DeParle responded with disappointment at insurance companies dropping child-only policies, noting that many insurance companies started doing this in April and May. “To put it in context, a few hundred thousand children are in child-only policies, because of employer plans that have coverage only for themselves and not dependents,” she said, “and insurers are not proposing to drop already written policies.” She hoped that children have more options now than before, through Medicaid and SCHIP, so that a very small number would be affected by the child-only policy shift.

As for the persistent effort from insurers to undermine the law, DeParle agreed that insurers have engaged in these efforts.

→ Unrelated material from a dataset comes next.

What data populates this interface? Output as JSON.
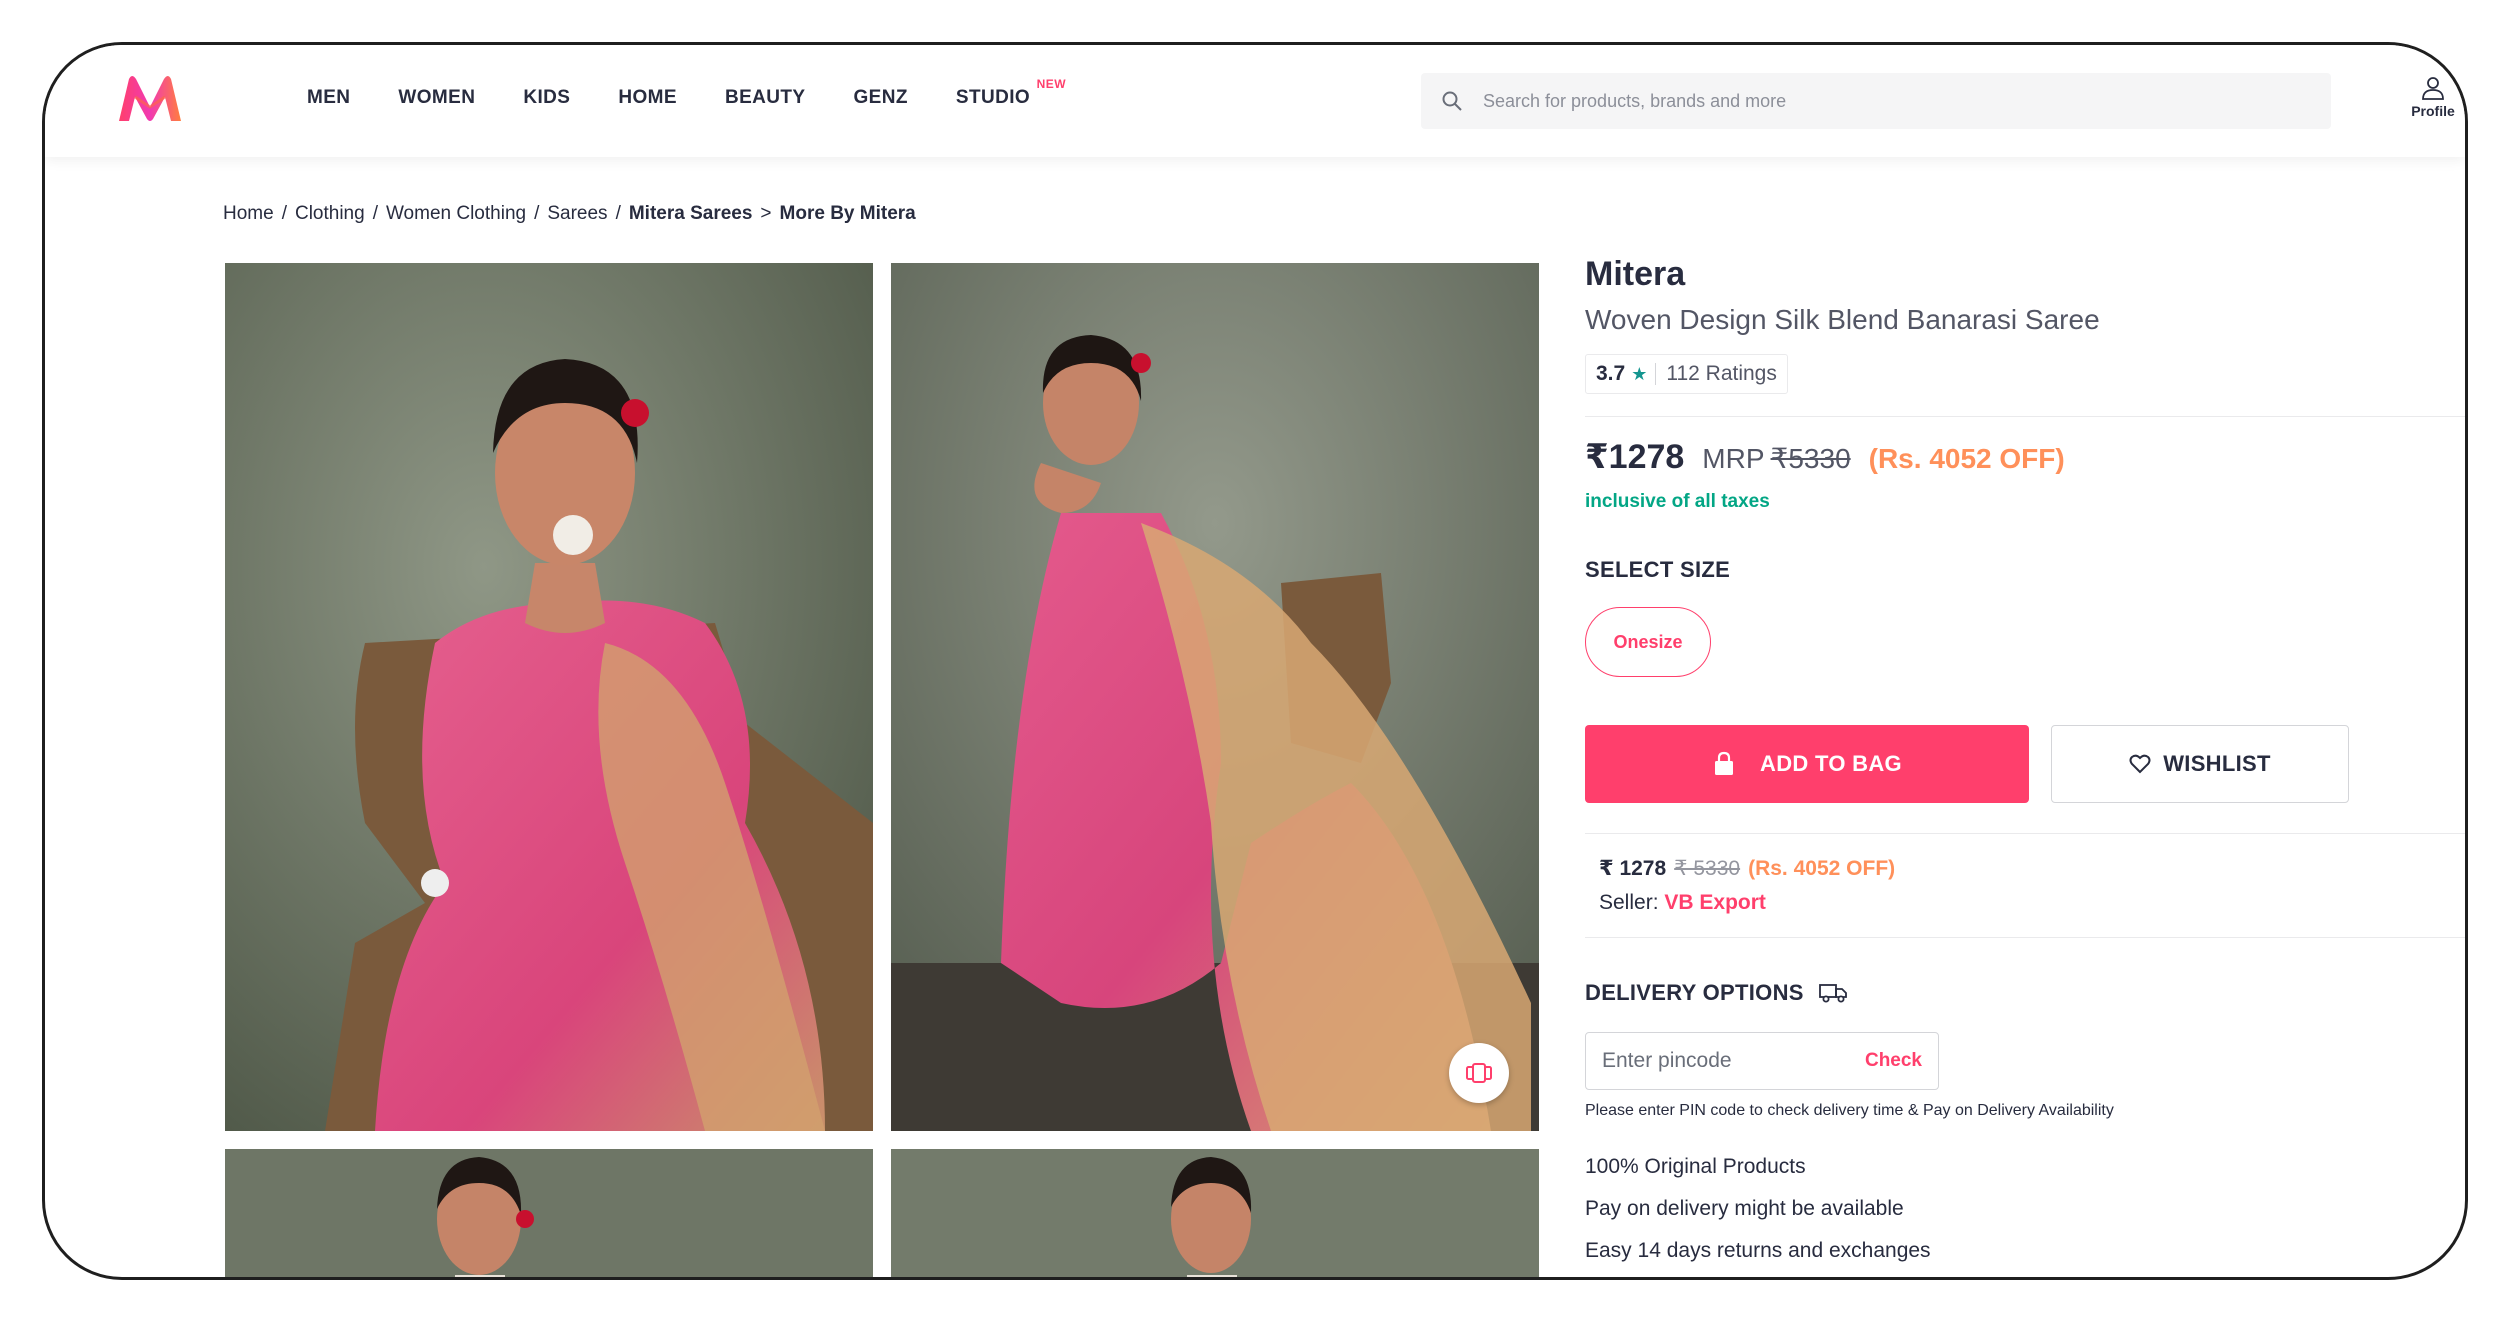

She claimed that the difference now is the transparency around it. “We have new resources, new scrutiny, sunlight cast upon the regulatory framework, as well as what HHS will do to establish what a reasonable rate increase is.” In addition to the willingness of politicians to cast light on the practices of insurers, DeParle highlighted the fact that North Carolina Blue Cross and Blue Shield just announced $155 million dollars in refunds to about 200,000 customers because of the new law. It turns out that BCBS “over-reserved” and had excess funds above the medical loss ratio, and the Insurance Commissioner in North Carolina, working with the federal government, forced the return. “Insurance commissioners are doing the math,” said DeParle, citing a new aggressiveness from the state regulators. “It’s a new day when it comes to oversight. There’s a tension, it’s an inherent tension, but I’m happy about where it’s going.”

Plenty of things in the law could have overcome or eliminated this inherent tension, but they weren’t chosen. As a result, regulators and insurers will play this cat and mouse game with the health care system.